Paul’s concern for the unbelieving Jews
Paul had great affection for his countrymen whom he addressed as ‘my brethren, my kinsmen according to the flesh’ (Rom 9:3). His heart’s desire and prayers were that they might be saved. He would forsake everything in exchange for their salvation. In almost every city, he preached and taught the Word of God to the Jews first, yet he encountered persecution and opposition with vicious campaigns against him. He was solemnly concerned with great heaviness and continued sorrow in his heart that majority of his kinsmen rejected Jesus as the Son of God, and were enemies of the gospel of salvation (Act 13:46). He shed many tears of compassion for their spiritual blindness and hardened and perverse hearts.

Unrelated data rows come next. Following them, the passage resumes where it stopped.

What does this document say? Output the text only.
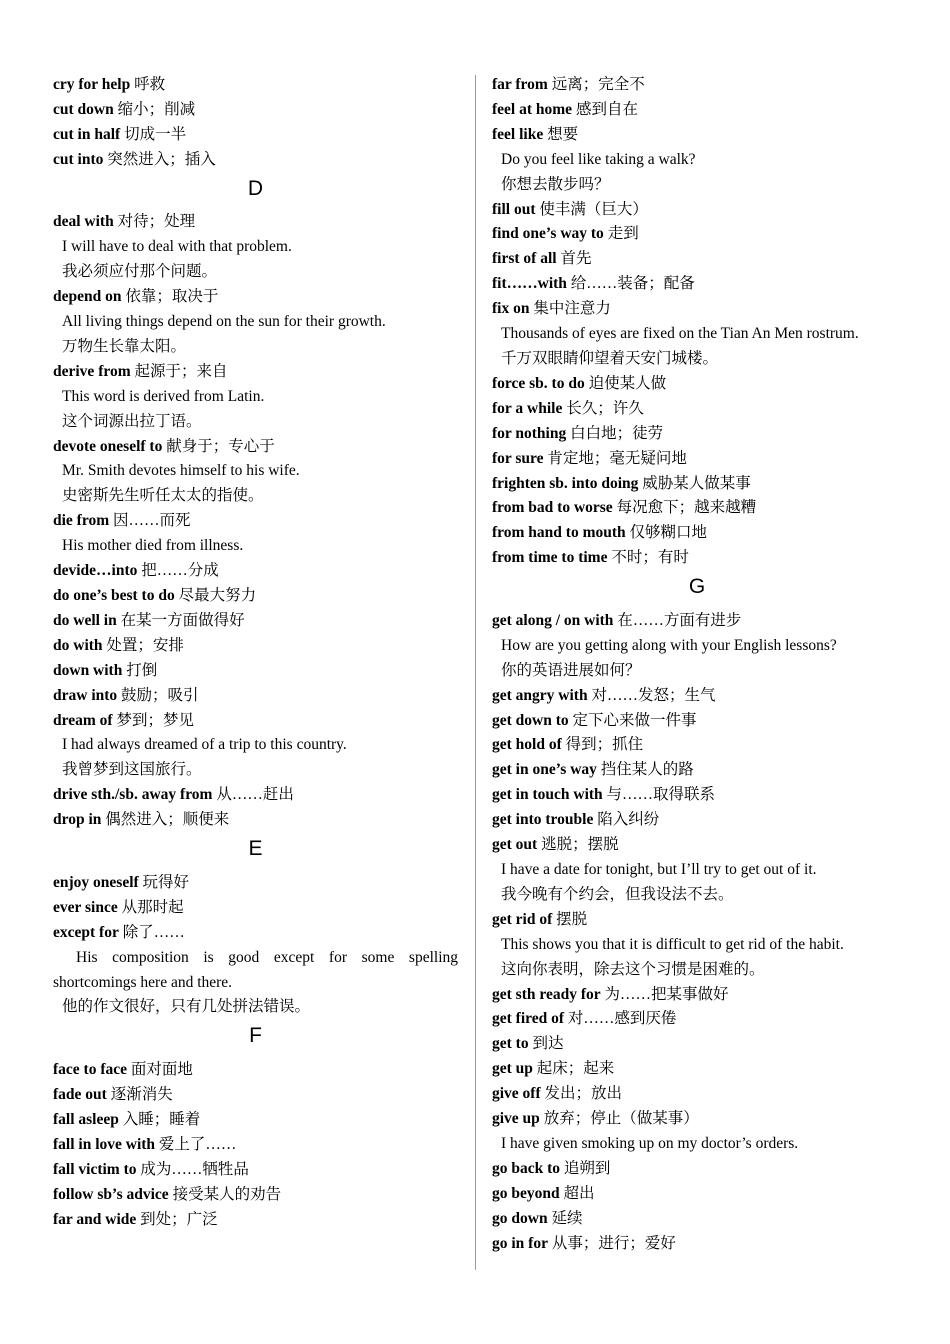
cry for help 呼救
cut down 缩小；削减
cut in half 切成一半
cut into 突然进入；插入
D
deal with 对待；处理
I will have to deal with that problem.
我必须应付那个问题。
depend on 依靠；取决于
All living things depend on the sun for their growth.
万物生长靠太阳。
derive from 起源于；来自
This word is derived from Latin.
这个词源出拉丁语。
devote oneself to 献身于；专心于
Mr. Smith devotes himself to his wife.
史密斯先生听任太太的指使。
die from 因……而死
His mother died from illness.
devide…into 把……分成
do one’s best to do 尽最大努力
do well in 在某一方面做得好
do with 处置；安排
down with 打倒
draw into 鼓励；吸引
dream of 梦到；梦见
I had always dreamed of a trip to this country.
我曾梦到这国旅行。
drive sth./sb. away from 从……赶出
drop in 偶然进入；顺便来
E
enjoy oneself 玩得好
ever since 从那时起
except for 除了……
His composition is good except for some spelling shortcomings here and there.
他的作文很好，只有几处拼法错误。
F
face to face 面对面地
fade out 逐渐消失
fall asleep 入睡；睡着
fall in love with 爱上了……
fall victim to 成为……牺牲品
follow sb’s advice 接受某人的劝告
far and wide 到处；广泛
far from 远离；完全不
feel at home 感到自在
feel like 想要
Do you feel like taking a walk?
你想去散步吗？
fill out 使丰满（巨大）
find one’s way to 走到
first of all 首先
fit……with 给……装备；配备
fix on 集中注意力
Thousands of eyes are fixed on the Tian An Men rostrum.
千万双眼睛仰望着天安门城楼。
force sb. to do 迫使某人做
for a while 长久；许久
for nothing 白白地；徒劳
for sure 肯定地；毫无疑问地
frighten sb. into doing 威胁某人做某事
from bad to worse 每况愈下；越来越糟
from hand to mouth 仅够糊口地
from time to time 不时；有时
G
get along / on with 在……方面有进步
How are you getting along with your English lessons?
你的英语进展如何？
get angry with 对……发怒；生气
get down to 定下心来做一件事
get hold of 得到；抓住
get in one’s way 挡住某人的路
get in touch with 与……取得联系
get into trouble 陷入纠纷
get out 逃脱；摆脱
I have a date for tonight, but I’ll try to get out of it.
我今晚有个约会，但我设法不去。
get rid of 摆脱
This shows you that it is difficult to get rid of the habit.
这向你表明，除去这个习惯是困难的。
get sth ready for 为……把某事做好
get fired of 对……感到厌倦
get to 到达
get up 起床；起来
give off 发出；放出
give up 放弃；停止（做某事）
I have given smoking up on my doctor’s orders.
go back to 追朔到
go beyond 超出
go down 延续
go in for 从事；进行；爱好
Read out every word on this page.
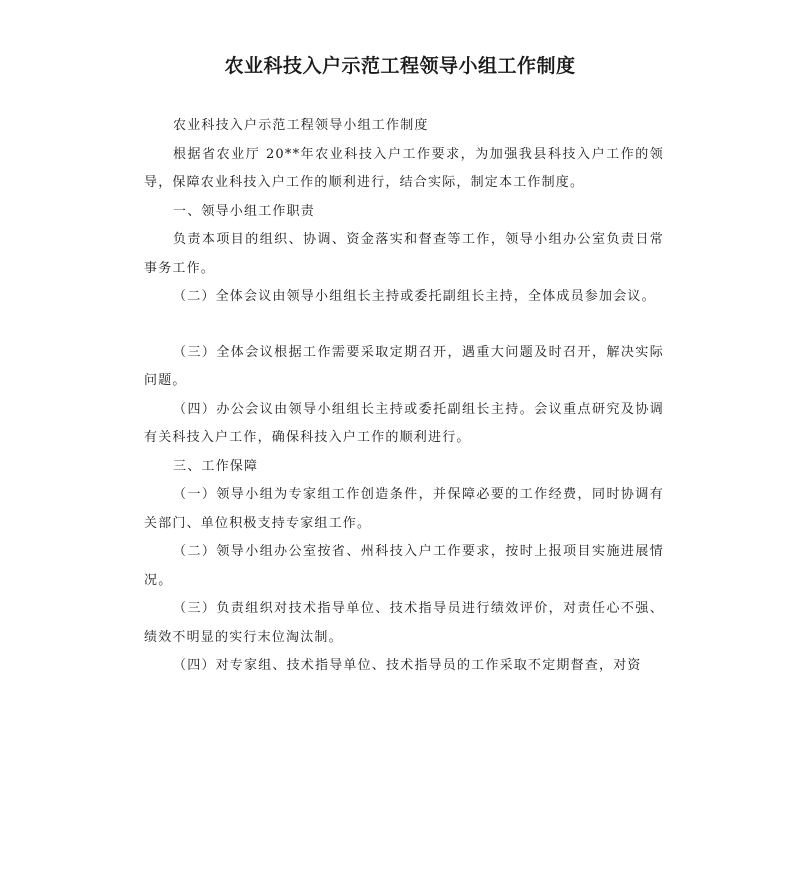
农业科技入户示范工程领导小组工作制度

农业科技入户示范工程领导小组工作制度

根据省农业厅 20**年农业科技入户工作要求，为加强我县科技入户工作的领导，保障农业科技入户工作的顺利进行，结合实际，制定本工作制度。

一、领导小组工作职责

负责本项目的组织、协调、资金落实和督查等工作，领导小组办公室负责日常事务工作。

（二）全体会议由领导小组组长主持或委托副组长主持，全体成员参加会议。

（三）全体会议根据工作需要采取定期召开，遇重大问题及时召开，解决实际问题。

（四）办公会议由领导小组组长主持或委托副组长主持。会议重点研究及协调有关科技入户工作，确保科技入户工作的顺利进行。

三、工作保障

（一）领导小组为专家组工作创造条件，并保障必要的工作经费，同时协调有关部门、单位积极支持专家组工作。

（二）领导小组办公室按省、州科技入户工作要求，按时上报项目实施进展情况。

（三）负责组织对技术指导单位、技术指导员进行绩效评价，对责任心不强、绩效不明显的实行末位淘汰制。

（四）对专家组、技术指导单位、技术指导员的工作采取不定期督查，对资
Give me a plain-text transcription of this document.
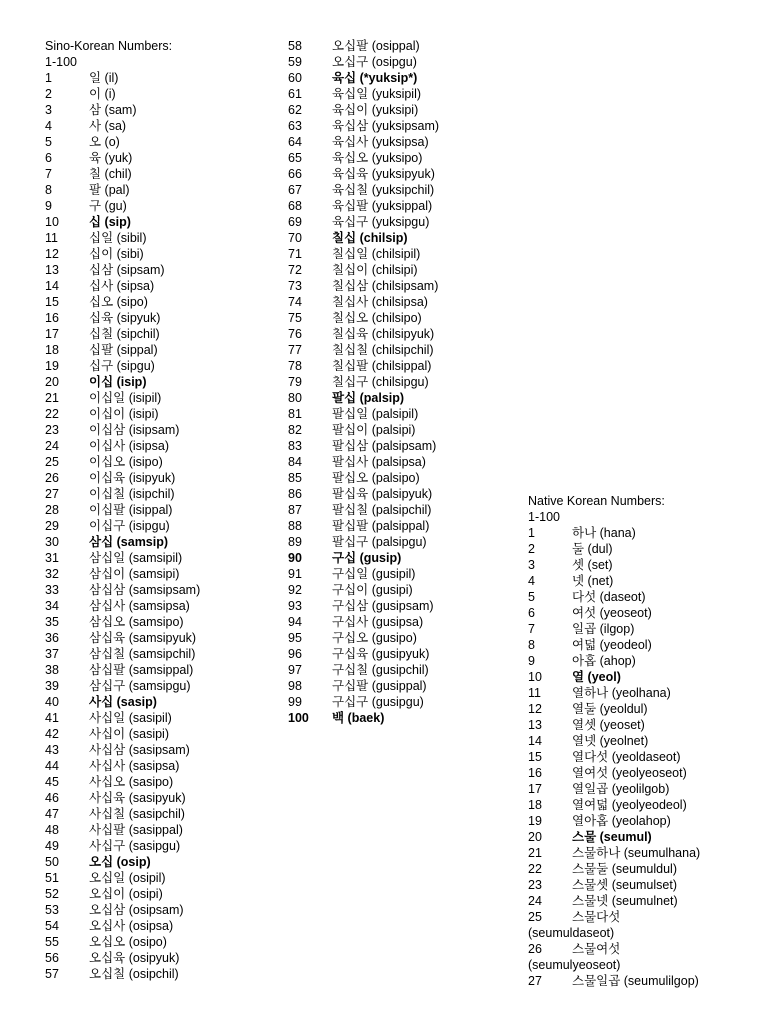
Sino-Korean Numbers:
1-100
1	일 (il)
2	이 (i)
3	삼 (sam)
4	사 (sa)
5	오 (o)
6	육 (yuk)
7	칠 (chil)
8	팔 (pal)
9	구 (gu)
10 십 (sip)
11 십일 (sibil)
12 십이 (sibi)
13 십삼 (sipsam)
14 십사 (sipsa)
15 십오 (sipo)
16 십육 (sipyuk)
17 십칠 (sipchil)
18 십팔 (sippal)
19 십구 (sipgu)
20 이십 (isip)
21 이십일 (isipil)
22 이십이 (isipi)
23 이십삼 (isipsam)
24 이십사 (isipsa)
25 이십오 (isipo)
26 이십육 (isipyuk)
27 이십칠 (isipchil)
28 이십팔 (isippal)
29 이십구 (isipgu)
30 삼십 (samsip)
31 삼십일 (samsipil)
32 삼십이 (samsipi)
33 삼십삼 (samsipsam)
34 삼십사 (samsipsa)
35 삼십오 (samsipo)
36 삼십육 (samsipyuk)
37 삼십칠 (samsipchil)
38 삼십팔 (samsippal)
39 삼십구 (samsipgu)
40 사십 (sasip)
41 사십일 (sasipil)
42 사십이 (sasipi)
43 사십삼 (sasipsam)
44 사십사 (sasipsa)
45 사십오 (sasipo)
46 사십육 (sasipyuk)
47 사십칠 (sasipchil)
48 사십팔 (sasippal)
49 사십구 (sasipgu)
50 오십 (osip)
51 오십일 (osipil)
52 오십이 (osipi)
53 오십삼 (osipsam)
54 오십사 (osipsa)
55 오십오 (osipo)
56 오십육 (osipyuk)
57 오십칠 (osipchil)
58 오십팔 (osippal)
59 오십구 (osipgu)
60 육십 (*yuksip*)
61 육십일 (yuksipil)
62 육십이 (yuksipi)
63 육십삼 (yuksipsam)
64 육십사 (yuksipsa)
65 육십오 (yuksipo)
66 육십육 (yuksipyuk)
67 육십칠 (yuksipchil)
68 육십팔 (yuksippal)
69 육십구 (yuksipgu)
70 칠십 (chilsip)
71 칠십일 (chilsipil)
72 칠십이 (chilsipi)
73 칠십삼 (chilsipsam)
74 칠십사 (chilsipsa)
75 칠십오 (chilsipo)
76 칠십육 (chilsipyuk)
77 칠십칠 (chilsipchil)
78 칠십팔 (chilsippal)
79 칠십구 (chilsipgu)
80 팔십 (palsip)
81 팔십일 (palsipil)
82 팔십이 (palsipi)
83 팔십삼 (palsipsam)
84 팔십사 (palsipsa)
85 팔십오 (palsipo)
86 팔십육 (palsipyuk)
87 팔십칠 (palsipchil)
88 팔십팔 (palsippal)
89 팔십구 (palsipgu)
90 구십 (gusip)
91 구십일 (gusipil)
92 구십이 (gusipi)
93 구십삼 (gusipsam)
94 구십사 (gusipsa)
95 구십오 (gusipo)
96 구십육 (gusipyuk)
97 구십칠 (gusipchil)
98 구십팔 (gusippal)
99 구십구 (gusipgu)
100 백 (baek)
Native Korean Numbers:
1-100
1	하나 (hana)
2	둘 (dul)
3	셋 (set)
4	넷 (net)
5	다섯 (daseot)
6	여섯 (yeoseot)
7	일곱 (ilgop)
8	여덟 (yeodeol)
9	아홉 (ahop)
10 열 (yeol)
11 열하나 (yeolhana)
12 열둘 (yeoldul)
13 열셋 (yeoset)
14 열넷 (yeolnet)
15 열다섯 (yeoldaseot)
16 열여섯 (yeolyeoseot)
17 열일곱 (yeolilgob)
18 열여덟 (yeolyeodeol)
19 열아홉 (yeolahop)
20 스물 (seumul)
21 스물하나 (seumulhana)
22 스물둘 (seumuldul)
23 스물셋 (seumulset)
24 스물넷 (seumulnet)
25 스물다섯
(seumuldaseot)
26 스물여섯
(seumulyeoseot)
27 스물일곱 (seumulilgop)
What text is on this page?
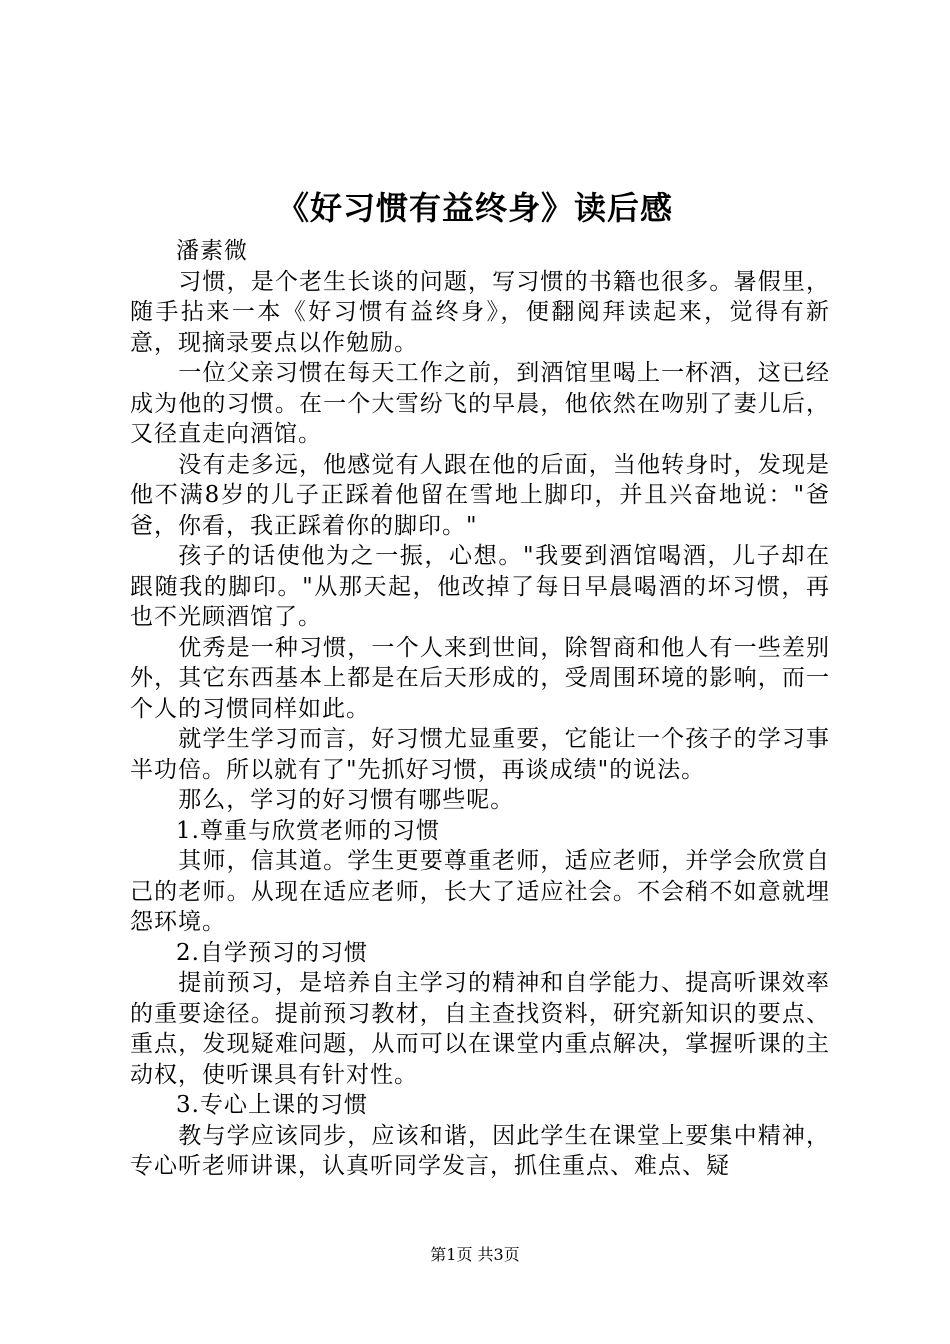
《好习惯有益终身》读后感

潘素微

习惯，是个老生长谈的问题，写习惯的书籍也很多。暑假里，随手拈来一本《好习惯有益终身》，便翻阅拜读起来，觉得有新意，现摘录要点以作勉励。

一位父亲习惯在每天工作之前，到酒馆里喝上一杯酒，这已经成为他的习惯。在一个大雪纷飞的早晨，他依然在吻别了妻儿后，又径直走向酒馆。

没有走多远，他感觉有人跟在他的后面，当他转身时，发现是他不满8岁的儿子正踩着他留在雪地上脚印，并且兴奋地说："爸爸，你看，我正踩着你的脚印。"

孩子的话使他为之一振，心想。"我要到酒馆喝酒，儿子却在跟随我的脚印。"从那天起，他改掉了每日早晨喝酒的坏习惯，再也不光顾酒馆了。

优秀是一种习惯，一个人来到世间，除智商和他人有一些差别外，其它东西基本上都是在后天形成的，受周围环境的影响，而一个人的习惯同样如此。

就学生学习而言，好习惯尤显重要，它能让一个孩子的学习事半功倍。所以就有了"先抓好习惯，再谈成绩"的说法。

那么，学习的好习惯有哪些呢。

1.尊重与欣赏老师的习惯

其师，信其道。学生更要尊重老师，适应老师，并学会欣赏自己的老师。从现在适应老师，长大了适应社会。不会稍不如意就埋怨环境。

2.自学预习的习惯

提前预习，是培养自主学习的精神和自学能力、提高听课效率的重要途径。提前预习教材，自主查找资料，研究新知识的要点、重点，发现疑难问题，从而可以在课堂内重点解决，掌握听课的主动权，使听课具有针对性。

3.专心上课的习惯

教与学应该同步，应该和谐，因此学生在课堂上要集中精神，专心听老师讲课，认真听同学发言，抓住重点、难点、疑

第1页 共3页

God assured Paul that His salvation plan for Israel has not been abandoned by the inclusion of the Gentiles into the church (Act 15:15-17); a remnant of the Jews will be saved ‘according to the election of grace’ (Rom 11:5). His promise of eternal life to the descendents of Abraham through Isaac and Jacob was for a remnant of His children who are justified by grace through faith in Christ. God rejected and judged Israel for their rejection of Jesus of Nazareth as the Christ i.e. the Messiah in Hebrew. But His rejection of Israel is not permanent. By God’s almighty power, grace, mercy and infinite wisdom, the covenant will be ratified and all Israel shall be saved when the fullness of the Gentiles has come; i.e. when the last Gentile whom God has elected is added to the church of Christ (Rm 11: 25,26; Is 59:20,21). This will occur when Christ returns on earth to establish His millennium kingdom (Rev 20:6).
Conclusion
God is absolutely sovereign and infinitely wise in supreme control over the affairs of man. Paul was a chosen vessel set apart from birth for the Lord’s work (Gal 1:15 ). Yet he turned out to be the most notorious blasphemer and cruel persecutor of the church before he was miraculously converted. By the grace of God, he was mightily used by the Lord to be the greatest preacher and defender of the gospel. The Jews are God’s peculiar people, specially chosen by Him to bear a godly testimony for Him to the Gentiles around them. Despite all the material and spiritual privileges accorded to His people, they disobeyed God and were judged accordingly (Rom 9:4).
The gospel of salvation was freely offered to the Jews first, but they kept on rejecting Him as the Messiah! By His active and passive obedience, death and resurrection, Christ has fulfilled all righteousness required by God to save sinners and opened the way of justification and salvation by grace through faith in Him. Unfortunately, the unbelieving Jews continue to hold to the false way of justification and salvation based on the merit of their works in obedience to the law instead of embracing the gospel of grace through faith in Christ Jesus. By the free grace and mercy of God, the gospel of salvation was entrusted to the redeemed Gentiles to be God’s witnesses on earth as the people of God in the New Testament. God has replaced the national witness of Israel with an ecclesiastical witness of both Jews and Gentiles. All these events are in accordance to the prophecies of the scriptures (Is 53; 65:1,2; Hab 1:5; Amos 9:11; Is 10:22; Is 59:20,21).
We can never comprehend the wise counsel of God’s will and His wondrous grace and love in calling wretched and depraved sinners like us from darkness unto His marvelous light: ‘O the depth of the riches both of the wisdom and knowledge of God! How unsearchable are his judgments, and his ways past finding out!’ (Rm 11:33). Amen.